Homicida confessou o crime à PJ, mas não prestou declarações perante a juíza. Advogado diz que o detido não conseguiu falar por “estar a chorar”
Chegou a fazer cartazes a anunciar congressos que nunca existiram só para poder sair de casa e, assim, escapar ao controlo da mãe. As encenações eram habituais e conhecidas dos amigos mais próximos de Luís Castanheira, o estudante de Medicina que matou a mãe adoptiva à facada em Coimbra.
Eugénia Rosa Fernandes Madeira, médica de 58 anos, era considerada excessivamente protectora e controladora pelo filho, que adoptou em bebé. "Chateava-me a cabeça", chegou a afirmar o homicida. Terá sido por isso, e perante um avolumar de situações, que planeou matá-la. Essa foi a explicação que avançou inicialmente ao ser detido pela PJ de Coimbra, a quem confessou o crime. Mas ontem não prestou declarações sobre os factos pelos quais está indiciado perante a juíza de Instrução Criminal, que lhe aplicou a medida de coacção de prisão preventiva.
Segundo o seu advogado, José Rocha Quintal, o detido "não estava em condições de prestar declarações porque estava muito emocionado". Luís Castanheira não conseguiu falar por "estar a chorar". Apenas referiu pormenores sobre as suas condições pessoais e disse que a relação com o pai era "boa" e muito próxima. Terá ainda afirmado que o divórcio dos pais não o afastou de nenhum deles.
Ao fim de uma hora e meia, Luís Castanheira deixou o Tribunal. O seu advogado diz que "está destroçado". Mas equaciona a hipótese de vir a prestar declarações sobre o crime numa fase posterior.
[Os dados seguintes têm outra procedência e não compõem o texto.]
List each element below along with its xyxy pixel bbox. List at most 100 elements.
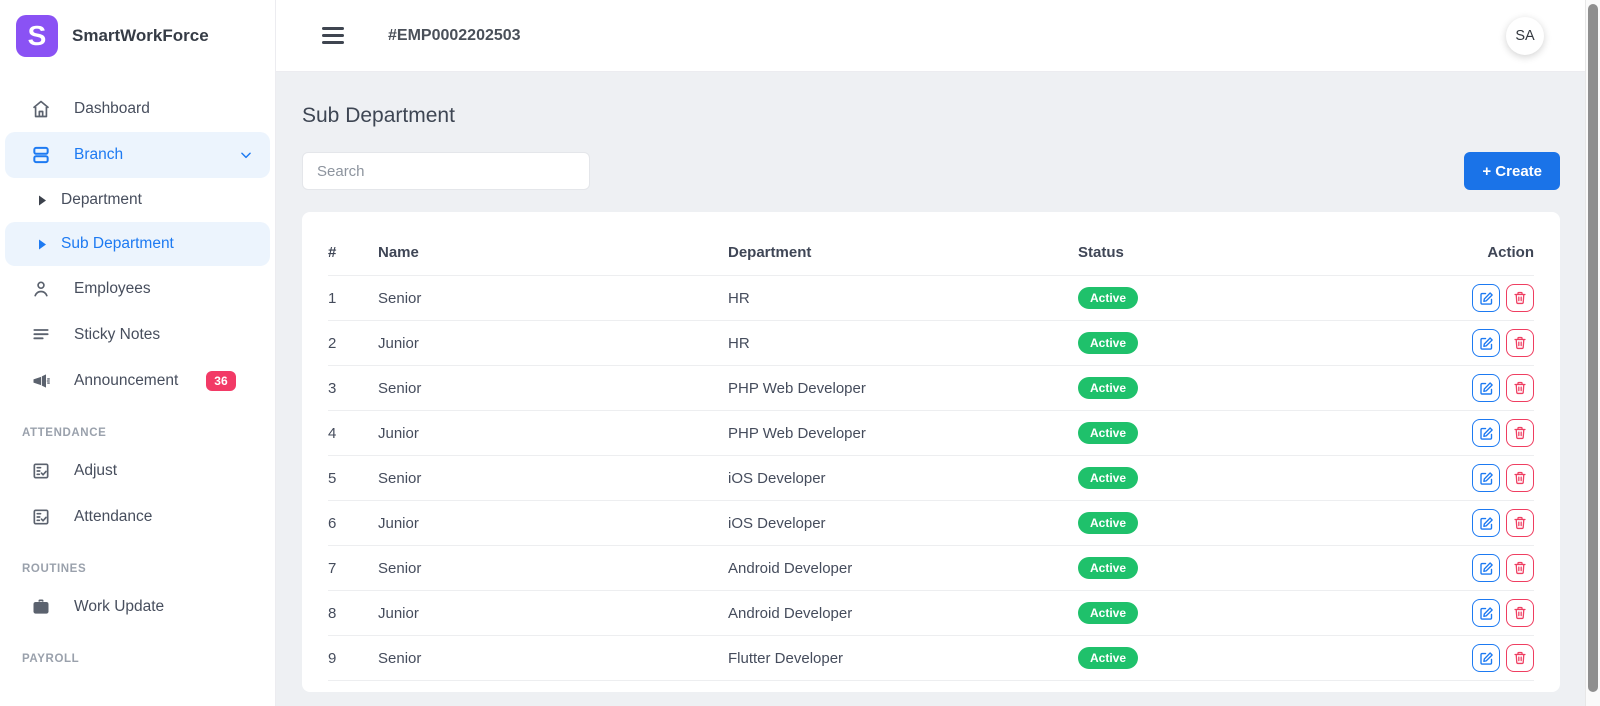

O aluno do 4º ano de Medicina, de 23 anos, terá planeado o crime, executou-o na madrugada de terça-feira e encenou o assalto à casa . Depois de golpear a vítima no pescoço, regressou à Figueira da Foz, onde passava férias. Foi nesse apartamento que guardou a faca de cozinha usada no homicídio e já recuperada pela PJ.
TIRA SAPATOS PARA NÃO SER DETECTADO
Luís Castanheira rodeou-se de cuidados para não ser detectado quando entrou na casa onde residia com a mãe, em Coimbra, na madrugada de terça-feira. Ter-se-á descalçado, supostamente para evitar deixar marcas ou fazer barulho, apesar de a mãe sofrer já de um grau avançado de surdez que a obrigava a usar um aparelho auditivo. Ao dirigir-se, de madrugada, da Figueira da Foz, onde passava férias, para Coimbra não terá usado a auto-estrada para evitar o registo da sua passagem pelas portagens. Mas ao encenar o assalto deixou pontas soltas que levantaram suspeitas. A começar pela corda que atou a um pilar da varanda para simular que os ladrões teriam entrado por ali. A PJ detectou facilmente que a corda só poderia ter sido colocada naquele local por alguém que estivesse dentro da casa.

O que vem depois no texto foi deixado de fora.